The Watchman is not designed for simple speed-traps; it is a monitoring tool. It looks like it may be able to measure traffic numbers and all vehicle speeds, which could be used for datamining. As it is not currently part of the national ANPR network used to monitor and log all motorway traffic "for homeland security", this may be data we could get hold of.
The camera comes with software that sends polite notes warning drivers of their behaviour; warning notes. Their purpose is to remind without penalising. If you get a ticket, you have to pay, the insurance company ups their charges, and you may get disqualified. If you get a polite note, you can ignore it, unless eventually you start to get tickets.
Will it work? The device itself can find out. Start by monitoring peak traffic speeds before the notes begin being sent out, and their registration numbers. Then start sending notes out, and see if peak speeding speeds drop -or if the previously noted vehicles get seen repeatedly. Again, this could be a simple datamining exercise.
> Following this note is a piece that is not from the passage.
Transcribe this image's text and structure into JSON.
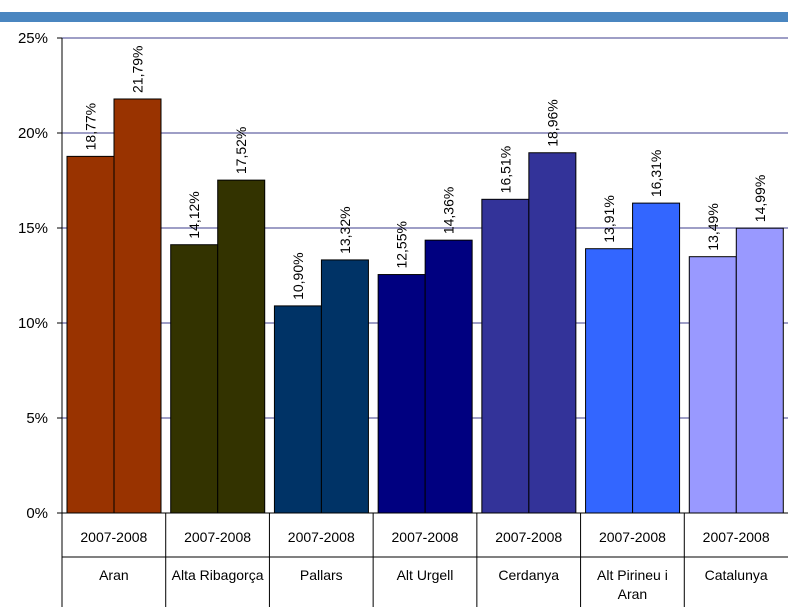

The sales brochure implies the cameras can be set to look for specific vehicles; download a number in and the camera will send an alert out when a specific car is seen. With a hard disk, you've got room to store a lot of numbers to search through.
Security wise, the over-sturdy mounting point is probably designed to resist a truck driving into them and getting away. You can still drive a truck into them, but it will leave noticeable damage on your vehicle. The manufacturers are proud of their security measures, though they also give away the windows software needed to connect to the cameras. The attack points for this devices are no longer the yellow box, they are the network. The camera will have a mobile phone number and a password to guess; the computers used to access it will have to stay up to date with Windows monthly OS patches or they become a target in their own right. That's the problem with networked applications: you think your device has just discovered the Internet, but in reality, the Internet has just discovered your device.